We do not experience level C ‘objects’. Rather we experience sensorily in accordance with level C dynamic spatial patternings. But rather than passive epiphenomena totally determined by level C 'laws' (or habits), such experiencing is itself the emergence of a new dimensionality, namely, level B. 'Involving' Consciousness accords with (aligns with) level C patterning manifesting as sensory qualia/nervous system development (level B) but does so from a particular placement. For example, given an equilateral triangle with angles a, b & c, awareness of the triangle occurs from a particular angular point. Thus the level C arrangement becomes perceptively known from the vantage point of a, b, or c, the perceptive event occurring as the emergent level B. So the world at level C 'lights up,' so to speak, more and more through, and as, level B. The full sensory pageant supervenient on the framework of level C evolves into ever more complex structures, level B structures which could never unfold without the emergence of qualia, the elements of experience. It is the perspectival and situated nature of consciousness at level B in relation to the framework which gives rise to the difference between subject and object, nothing other than perspectival differences within the same structured field. Everything is real, we are the real existing cosmos. The world is not just experience, or some unknowable given standing behind experience.

We live in the concrete bodily certainty of a real world of which our body (known directly through proprioception) is one entity among others. By real world is meant, not naive realism, but a public world which is not solely an experiential construct. In and as our bodies, we are the world. We now know that the concreteness of the world is not fundamentally the solid object but spatial/energic patterning which exists ontologically prior to experience.
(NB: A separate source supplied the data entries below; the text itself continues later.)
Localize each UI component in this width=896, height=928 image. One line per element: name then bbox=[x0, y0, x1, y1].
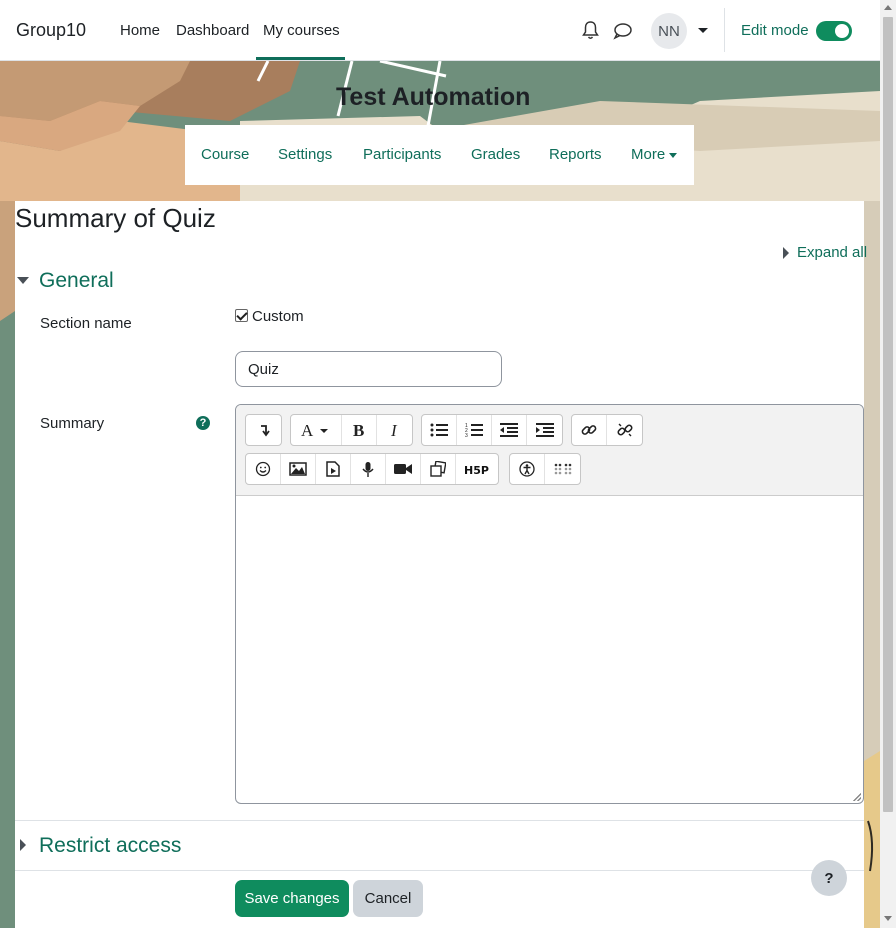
unordered-list-icon[interactable] bbox=[422, 415, 457, 445]
collapse-icon[interactable] bbox=[246, 415, 281, 445]
screenreader-helper-icon[interactable] bbox=[545, 454, 580, 484]
messages-icon[interactable] bbox=[613, 22, 632, 45]
svg-text:3: 3 bbox=[465, 433, 468, 438]
section-name-input[interactable] bbox=[235, 351, 502, 387]
active-nav-indicator bbox=[256, 57, 345, 60]
general-collapse-icon[interactable] bbox=[17, 277, 29, 284]
editor-content-area[interactable] bbox=[236, 497, 863, 803]
section-divider bbox=[15, 870, 864, 871]
summary-editor: A B I 123 H5P bbox=[235, 404, 864, 804]
image-icon[interactable] bbox=[281, 454, 316, 484]
custom-checkbox[interactable] bbox=[235, 309, 248, 322]
nav-link-home[interactable]: Home bbox=[120, 22, 160, 39]
top-navbar: Group10 Home Dashboard My courses NN Edi… bbox=[0, 0, 880, 61]
nav-link-my-courses[interactable]: My courses bbox=[263, 22, 340, 39]
cancel-button[interactable]: Cancel bbox=[353, 880, 423, 917]
unlink-icon[interactable] bbox=[607, 415, 642, 445]
bell-icon[interactable] bbox=[582, 20, 599, 45]
user-avatar[interactable]: NN bbox=[651, 13, 687, 49]
emoji-icon[interactable] bbox=[246, 454, 281, 484]
scroll-up-arrow-icon[interactable] bbox=[884, 5, 892, 10]
expand-all-chevron-icon bbox=[783, 247, 789, 260]
svg-text:H5P: H5P bbox=[464, 464, 489, 475]
secnav-grades[interactable]: Grades bbox=[471, 146, 520, 163]
svg-text:A: A bbox=[301, 422, 314, 438]
page-title: Summary of Quiz bbox=[15, 203, 216, 233]
section-heading-restrict-access[interactable]: Restrict access bbox=[39, 834, 181, 858]
bold-icon[interactable]: B bbox=[342, 415, 377, 445]
section-name-label: Section name bbox=[40, 315, 132, 332]
summary-label: Summary bbox=[40, 415, 105, 432]
font-style-icon[interactable]: A bbox=[291, 415, 342, 445]
scroll-down-arrow-icon[interactable] bbox=[884, 916, 892, 921]
scrollbar-thumb[interactable] bbox=[883, 17, 893, 812]
course-secondary-nav: Course Settings Participants Grades Repo… bbox=[185, 125, 694, 185]
toolbar-group-collapse bbox=[245, 414, 282, 446]
toolbar-group-insert: H5P bbox=[245, 453, 499, 485]
accessibility-checker-icon[interactable] bbox=[510, 454, 545, 484]
editor-resize-handle[interactable] bbox=[853, 793, 861, 801]
record-video-icon[interactable] bbox=[386, 454, 421, 484]
editor-toolbar: A B I 123 H5P bbox=[236, 405, 863, 496]
outdent-icon[interactable] bbox=[492, 415, 527, 445]
toolbar-group-links bbox=[571, 414, 643, 446]
section-divider bbox=[15, 820, 864, 821]
edit-mode-toggle[interactable] bbox=[816, 21, 852, 41]
toolbar-group-accessibility bbox=[509, 453, 581, 485]
link-icon[interactable] bbox=[572, 415, 607, 445]
toolbar-group-style: A B I bbox=[290, 414, 413, 446]
svg-text:I: I bbox=[390, 422, 398, 438]
secnav-reports[interactable]: Reports bbox=[549, 146, 602, 163]
svg-text:B: B bbox=[353, 422, 364, 438]
section-heading-general[interactable]: General bbox=[39, 269, 114, 293]
custom-checkbox-label[interactable]: Custom bbox=[252, 308, 304, 325]
expand-all-label: Expand all bbox=[797, 244, 868, 261]
nav-link-dashboard[interactable]: Dashboard bbox=[176, 22, 249, 39]
course-title: Test Automation bbox=[336, 83, 531, 111]
toolbar-group-lists: 123 bbox=[421, 414, 563, 446]
site-brand[interactable]: Group10 bbox=[16, 20, 86, 41]
more-caret-icon bbox=[669, 152, 678, 158]
save-changes-button[interactable]: Save changes bbox=[235, 880, 349, 917]
secnav-course[interactable]: Course bbox=[201, 146, 249, 163]
manage-files-icon[interactable] bbox=[421, 454, 456, 484]
indent-icon[interactable] bbox=[527, 415, 562, 445]
ordered-list-icon[interactable]: 123 bbox=[457, 415, 492, 445]
navbar-divider bbox=[724, 8, 725, 52]
media-icon[interactable] bbox=[316, 454, 351, 484]
floating-help-button[interactable]: ? bbox=[811, 860, 847, 896]
h5p-icon[interactable]: H5P bbox=[456, 454, 498, 484]
italic-icon[interactable]: I bbox=[377, 415, 412, 445]
secnav-more-label: More bbox=[631, 146, 666, 163]
expand-all-link[interactable]: Expand all bbox=[783, 244, 867, 261]
edit-mode-label: Edit mode bbox=[741, 22, 809, 39]
user-menu-caret-icon[interactable] bbox=[698, 28, 708, 33]
secnav-settings[interactable]: Settings bbox=[278, 146, 332, 163]
secnav-participants[interactable]: Participants bbox=[363, 146, 441, 163]
record-audio-icon[interactable] bbox=[351, 454, 386, 484]
secnav-more[interactable]: More bbox=[631, 146, 678, 163]
summary-help-icon[interactable]: ? bbox=[196, 416, 210, 430]
restrict-access-expand-icon[interactable] bbox=[20, 839, 26, 851]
Experiencing, when it arises, is not simply a state of passive watching but an active engaging of, and creative participating with the framework without violating the fundamental principles, the ‘laws’ of physics. Affirming Whitehead's concept of primordial experience as something closer to emotion than sensing, the consciousness factor. unfolding as level B, is dynamic, facilitating and partly directing the ‘random’ process of genetic mutation, survival, and successful growth of new functions all the way up to higher mammals. The ever more complex event-structure through level B manfests as ever more elaborate qualia and more complex nervous systems and brain structures.

The mind and the brain are equally physical and equally experiential. They are both experiential in the Velmans sense as products of the different perspectives of holon A in spatial relation with holon B. And in the precise shape and form of the complex event structure, both are physical in the sense of level C, or rather, the level C interface with the sensory awareness which constitutes level B, and with the symbolic conceptual awareness constituting level N. The relationship of the experience (qualia) to the physical form is not horizontal and bi-polar but is a vertical interface of the complexifying cosmic energy-form and the involution of spirit-consciousness which in their participatory moment gives rise to the process of upward unfolding we call the evolution of consciousness.

Notes

1. As real as are galaxies, suns, planets and biological organisms, so too are selves. Selves are born at level N while souls emerge at level T. Like any entity’s existence is relative, so too is an entity’s freedom. Biological behaviour is relatively freer than physics even though constrained by the laws of physics, and is freerer the more it complexifies. Selves at level N are relatively free of the instinctual habits which define level B. Souls at level N are free of much of the psycho-social conditioning of level N and at death are even free of levels C and B altogether (although this process is unknown).